Suppose we have a non-Partition Table named warecountd, with the number of rows being 1.3 million. This table has a column named goodid and its type is Char (8). That is to say, the length of goodid is a fixed value: 8. At the same time, a B-tree index is created on the column.
In a leaf node, each index entry occupies one row of space in the data block. Each row uses two to three bytes as the row header, which stores information such as the tag and lock type. At the same time, in the first field that represents the index's key value, each index column has one byte representing the Data Length, followed by the specific value of the column. In this example, the data contained in a row on the leaf node is roughly as follows:
As you can see, in the leaf node of this example, an index occupies 18 bytes. At the same time, we know that 8 KB data blocks can be used to store 6488 bytes of index entries. In this example, a data block can be placed at about 360 (6488/18) index entries. For the 1.3 million records in our table, about 3611 (1300000/360) leaf node blocks are required.
For an entry (one row) in a branch node, because it only needs to save the address of the other index blocks linked to it, it does not need to save the specific data row, therefore, it consumes less space than leaf nodes. The space required for the minimum key value of The Link stored in a row of the branch node is the same as that of the leaf node described above, and the address of the index block is only 4 bytes, it is two bytes less than the rowid in the leaf node. The two bytes less are the space required by rowid to describe the row number in the data block. Therefore, in this example, the data contained in a row in the branch node is roughly shown in 3:
As you can see, in the branch node of this example, an index occupies 16 bytes.
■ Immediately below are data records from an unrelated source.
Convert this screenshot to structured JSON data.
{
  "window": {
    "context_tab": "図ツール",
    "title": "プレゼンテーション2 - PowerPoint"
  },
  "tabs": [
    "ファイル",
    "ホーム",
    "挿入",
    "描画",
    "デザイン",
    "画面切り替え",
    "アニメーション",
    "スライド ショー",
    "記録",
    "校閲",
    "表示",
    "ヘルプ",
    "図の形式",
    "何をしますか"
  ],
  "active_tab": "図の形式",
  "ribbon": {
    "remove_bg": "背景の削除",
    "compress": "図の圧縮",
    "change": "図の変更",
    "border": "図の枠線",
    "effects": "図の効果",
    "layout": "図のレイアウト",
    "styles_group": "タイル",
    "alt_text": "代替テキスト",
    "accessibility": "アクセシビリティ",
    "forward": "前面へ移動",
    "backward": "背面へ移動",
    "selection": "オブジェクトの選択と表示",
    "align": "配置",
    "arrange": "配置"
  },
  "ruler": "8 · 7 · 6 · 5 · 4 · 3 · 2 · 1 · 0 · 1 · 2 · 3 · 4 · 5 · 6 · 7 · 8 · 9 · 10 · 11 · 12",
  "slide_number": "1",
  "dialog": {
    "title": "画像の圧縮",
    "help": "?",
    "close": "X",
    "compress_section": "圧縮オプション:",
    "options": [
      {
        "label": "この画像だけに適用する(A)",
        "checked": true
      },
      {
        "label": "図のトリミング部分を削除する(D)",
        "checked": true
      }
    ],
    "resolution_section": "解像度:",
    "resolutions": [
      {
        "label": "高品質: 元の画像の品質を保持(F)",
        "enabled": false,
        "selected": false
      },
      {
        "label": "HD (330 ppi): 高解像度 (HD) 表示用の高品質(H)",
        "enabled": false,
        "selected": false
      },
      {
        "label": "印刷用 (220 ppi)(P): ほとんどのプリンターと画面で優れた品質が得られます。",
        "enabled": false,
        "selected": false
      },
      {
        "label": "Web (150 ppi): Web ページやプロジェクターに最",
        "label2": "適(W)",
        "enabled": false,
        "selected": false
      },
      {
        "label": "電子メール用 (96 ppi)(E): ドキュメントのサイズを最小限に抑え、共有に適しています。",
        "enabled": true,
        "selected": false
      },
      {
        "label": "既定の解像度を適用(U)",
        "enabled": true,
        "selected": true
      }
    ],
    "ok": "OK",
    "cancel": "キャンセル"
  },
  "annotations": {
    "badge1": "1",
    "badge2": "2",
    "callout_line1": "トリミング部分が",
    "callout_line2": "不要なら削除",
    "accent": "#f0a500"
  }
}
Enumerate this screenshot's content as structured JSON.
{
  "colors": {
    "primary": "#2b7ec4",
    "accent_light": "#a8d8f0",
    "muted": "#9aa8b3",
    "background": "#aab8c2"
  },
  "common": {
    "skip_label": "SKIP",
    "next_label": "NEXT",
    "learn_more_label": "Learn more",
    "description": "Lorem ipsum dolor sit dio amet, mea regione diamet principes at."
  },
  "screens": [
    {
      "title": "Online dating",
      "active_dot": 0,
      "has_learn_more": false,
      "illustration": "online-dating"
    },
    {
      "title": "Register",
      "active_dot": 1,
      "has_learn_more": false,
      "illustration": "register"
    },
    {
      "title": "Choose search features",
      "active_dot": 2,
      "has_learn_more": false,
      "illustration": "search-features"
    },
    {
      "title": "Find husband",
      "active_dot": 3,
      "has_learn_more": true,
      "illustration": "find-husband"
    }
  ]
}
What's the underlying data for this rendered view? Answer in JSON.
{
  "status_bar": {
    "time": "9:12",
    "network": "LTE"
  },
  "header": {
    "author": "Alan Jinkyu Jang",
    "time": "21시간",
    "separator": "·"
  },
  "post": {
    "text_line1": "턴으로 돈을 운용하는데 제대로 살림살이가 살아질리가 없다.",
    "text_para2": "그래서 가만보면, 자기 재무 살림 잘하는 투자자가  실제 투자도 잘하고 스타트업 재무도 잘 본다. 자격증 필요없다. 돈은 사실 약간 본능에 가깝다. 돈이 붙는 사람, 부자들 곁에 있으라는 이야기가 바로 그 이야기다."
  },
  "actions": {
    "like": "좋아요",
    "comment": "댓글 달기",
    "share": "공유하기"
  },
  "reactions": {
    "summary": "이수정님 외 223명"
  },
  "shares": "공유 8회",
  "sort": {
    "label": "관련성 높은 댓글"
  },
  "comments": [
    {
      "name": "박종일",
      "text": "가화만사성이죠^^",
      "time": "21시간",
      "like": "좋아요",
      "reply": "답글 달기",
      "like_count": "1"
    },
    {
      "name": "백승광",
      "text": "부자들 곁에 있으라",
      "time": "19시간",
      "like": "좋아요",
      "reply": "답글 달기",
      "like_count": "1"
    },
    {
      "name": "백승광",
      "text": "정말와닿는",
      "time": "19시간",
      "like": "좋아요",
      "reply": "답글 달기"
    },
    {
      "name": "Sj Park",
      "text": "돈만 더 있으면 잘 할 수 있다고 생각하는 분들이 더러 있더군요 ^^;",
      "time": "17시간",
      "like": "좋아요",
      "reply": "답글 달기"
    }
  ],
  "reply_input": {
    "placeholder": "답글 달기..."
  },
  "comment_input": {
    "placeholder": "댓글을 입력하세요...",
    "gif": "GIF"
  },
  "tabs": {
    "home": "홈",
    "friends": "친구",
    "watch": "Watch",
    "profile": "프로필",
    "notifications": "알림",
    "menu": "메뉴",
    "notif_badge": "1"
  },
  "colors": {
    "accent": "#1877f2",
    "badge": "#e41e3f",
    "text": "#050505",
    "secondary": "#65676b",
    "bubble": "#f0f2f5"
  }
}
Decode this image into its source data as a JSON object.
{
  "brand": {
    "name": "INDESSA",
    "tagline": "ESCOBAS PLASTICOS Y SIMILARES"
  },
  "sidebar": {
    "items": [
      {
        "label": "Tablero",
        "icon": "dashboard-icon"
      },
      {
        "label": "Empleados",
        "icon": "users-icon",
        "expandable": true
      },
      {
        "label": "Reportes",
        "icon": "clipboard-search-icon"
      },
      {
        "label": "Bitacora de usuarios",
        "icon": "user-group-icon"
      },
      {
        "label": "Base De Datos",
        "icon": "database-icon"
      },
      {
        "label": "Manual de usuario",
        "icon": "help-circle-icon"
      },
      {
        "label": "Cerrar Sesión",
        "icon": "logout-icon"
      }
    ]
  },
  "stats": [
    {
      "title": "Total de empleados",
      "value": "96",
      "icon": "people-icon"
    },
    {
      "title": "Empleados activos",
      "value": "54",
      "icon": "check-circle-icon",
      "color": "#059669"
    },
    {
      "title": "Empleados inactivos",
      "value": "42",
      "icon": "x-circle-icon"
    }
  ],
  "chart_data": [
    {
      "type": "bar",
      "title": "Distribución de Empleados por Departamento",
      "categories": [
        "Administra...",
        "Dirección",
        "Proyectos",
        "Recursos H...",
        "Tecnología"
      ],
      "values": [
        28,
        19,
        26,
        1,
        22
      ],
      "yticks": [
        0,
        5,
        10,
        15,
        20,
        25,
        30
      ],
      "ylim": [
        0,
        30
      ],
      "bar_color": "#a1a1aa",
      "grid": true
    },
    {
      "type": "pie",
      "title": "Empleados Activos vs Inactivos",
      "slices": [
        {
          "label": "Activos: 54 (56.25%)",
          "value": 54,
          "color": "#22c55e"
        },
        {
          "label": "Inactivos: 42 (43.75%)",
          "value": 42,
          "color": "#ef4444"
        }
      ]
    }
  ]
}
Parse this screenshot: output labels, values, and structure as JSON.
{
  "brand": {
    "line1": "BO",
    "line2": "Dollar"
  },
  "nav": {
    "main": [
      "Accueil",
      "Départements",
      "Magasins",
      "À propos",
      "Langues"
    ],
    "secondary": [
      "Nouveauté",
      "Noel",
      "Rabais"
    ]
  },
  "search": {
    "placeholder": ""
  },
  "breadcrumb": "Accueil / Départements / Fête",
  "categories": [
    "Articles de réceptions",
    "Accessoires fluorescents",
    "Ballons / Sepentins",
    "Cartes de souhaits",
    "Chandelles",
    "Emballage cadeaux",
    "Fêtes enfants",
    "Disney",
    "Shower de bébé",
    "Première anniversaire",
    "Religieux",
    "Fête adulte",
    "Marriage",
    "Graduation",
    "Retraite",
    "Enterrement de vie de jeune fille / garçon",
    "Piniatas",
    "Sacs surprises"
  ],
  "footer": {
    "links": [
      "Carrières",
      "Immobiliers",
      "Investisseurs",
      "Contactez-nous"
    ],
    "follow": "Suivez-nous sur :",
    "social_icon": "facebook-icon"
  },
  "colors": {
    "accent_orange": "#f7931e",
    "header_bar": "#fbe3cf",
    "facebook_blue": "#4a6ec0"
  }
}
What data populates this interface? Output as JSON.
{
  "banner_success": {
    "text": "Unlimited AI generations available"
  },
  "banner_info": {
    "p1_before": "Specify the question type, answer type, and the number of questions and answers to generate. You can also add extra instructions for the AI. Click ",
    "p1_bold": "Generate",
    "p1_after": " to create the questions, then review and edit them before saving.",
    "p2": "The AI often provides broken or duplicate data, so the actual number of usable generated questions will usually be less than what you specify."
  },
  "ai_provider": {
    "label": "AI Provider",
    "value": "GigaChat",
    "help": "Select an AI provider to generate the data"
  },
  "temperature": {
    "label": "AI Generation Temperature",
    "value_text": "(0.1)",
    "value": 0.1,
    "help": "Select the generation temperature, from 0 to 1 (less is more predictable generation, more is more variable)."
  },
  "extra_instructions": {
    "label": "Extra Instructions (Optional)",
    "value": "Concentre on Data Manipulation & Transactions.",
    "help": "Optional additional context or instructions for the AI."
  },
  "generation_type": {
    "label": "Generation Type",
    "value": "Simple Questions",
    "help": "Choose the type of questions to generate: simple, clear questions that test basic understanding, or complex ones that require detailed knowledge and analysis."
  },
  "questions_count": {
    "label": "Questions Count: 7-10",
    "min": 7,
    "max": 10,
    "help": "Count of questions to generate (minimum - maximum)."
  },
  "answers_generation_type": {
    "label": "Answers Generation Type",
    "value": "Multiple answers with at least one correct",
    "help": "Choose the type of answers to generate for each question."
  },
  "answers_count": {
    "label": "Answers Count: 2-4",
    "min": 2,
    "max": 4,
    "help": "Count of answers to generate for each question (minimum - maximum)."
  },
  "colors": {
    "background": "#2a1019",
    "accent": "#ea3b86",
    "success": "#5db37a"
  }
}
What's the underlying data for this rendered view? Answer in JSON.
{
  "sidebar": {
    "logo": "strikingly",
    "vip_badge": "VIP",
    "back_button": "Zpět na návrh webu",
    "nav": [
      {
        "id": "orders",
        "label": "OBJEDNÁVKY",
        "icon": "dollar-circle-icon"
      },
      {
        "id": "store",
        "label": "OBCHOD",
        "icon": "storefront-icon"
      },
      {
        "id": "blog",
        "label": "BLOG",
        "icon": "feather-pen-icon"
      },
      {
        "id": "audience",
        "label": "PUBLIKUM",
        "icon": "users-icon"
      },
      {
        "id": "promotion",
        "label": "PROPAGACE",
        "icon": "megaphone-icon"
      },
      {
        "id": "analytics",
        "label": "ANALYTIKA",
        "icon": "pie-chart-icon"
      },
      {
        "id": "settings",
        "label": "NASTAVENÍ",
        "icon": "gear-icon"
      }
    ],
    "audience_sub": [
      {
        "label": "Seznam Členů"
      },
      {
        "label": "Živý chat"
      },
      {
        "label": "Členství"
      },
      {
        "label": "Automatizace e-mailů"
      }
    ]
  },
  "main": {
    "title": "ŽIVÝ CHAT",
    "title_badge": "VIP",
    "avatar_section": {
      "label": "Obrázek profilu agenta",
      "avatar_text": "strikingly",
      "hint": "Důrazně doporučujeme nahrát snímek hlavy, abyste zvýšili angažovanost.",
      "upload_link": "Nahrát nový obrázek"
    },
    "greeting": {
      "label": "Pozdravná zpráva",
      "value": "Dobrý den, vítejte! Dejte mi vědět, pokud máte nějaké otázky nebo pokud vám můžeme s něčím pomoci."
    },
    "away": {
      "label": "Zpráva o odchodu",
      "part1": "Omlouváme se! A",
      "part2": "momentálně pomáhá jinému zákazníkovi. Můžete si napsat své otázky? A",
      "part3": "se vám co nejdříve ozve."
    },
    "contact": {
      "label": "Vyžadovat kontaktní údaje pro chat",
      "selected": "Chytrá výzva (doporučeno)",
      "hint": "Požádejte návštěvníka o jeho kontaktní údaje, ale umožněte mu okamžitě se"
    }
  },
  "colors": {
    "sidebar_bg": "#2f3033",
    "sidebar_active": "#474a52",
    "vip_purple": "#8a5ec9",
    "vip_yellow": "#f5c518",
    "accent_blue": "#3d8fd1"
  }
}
In the same way as the leaf nodes above, we can know that a branch index block can store about 405 (6488/16) index entries. For the 3611 leaf nodes we need, a total of about 9 branch index blocks are required.
In this way, we know that our index has two layers: the first layer is a root node, the second layer is 9 branch nodes, and the number of leaf nodes is 3611, the number of rows in the table to be pointed to is 1300000. However, note that in Oracle indexes, the level number is reversed. That is to say, if an index has N layers, the level Number of the root node is N, the level of the branch node next to the root node is N-1, and so on. In this example, the level of 9 branch nodes is 1, while that of the root node is 2.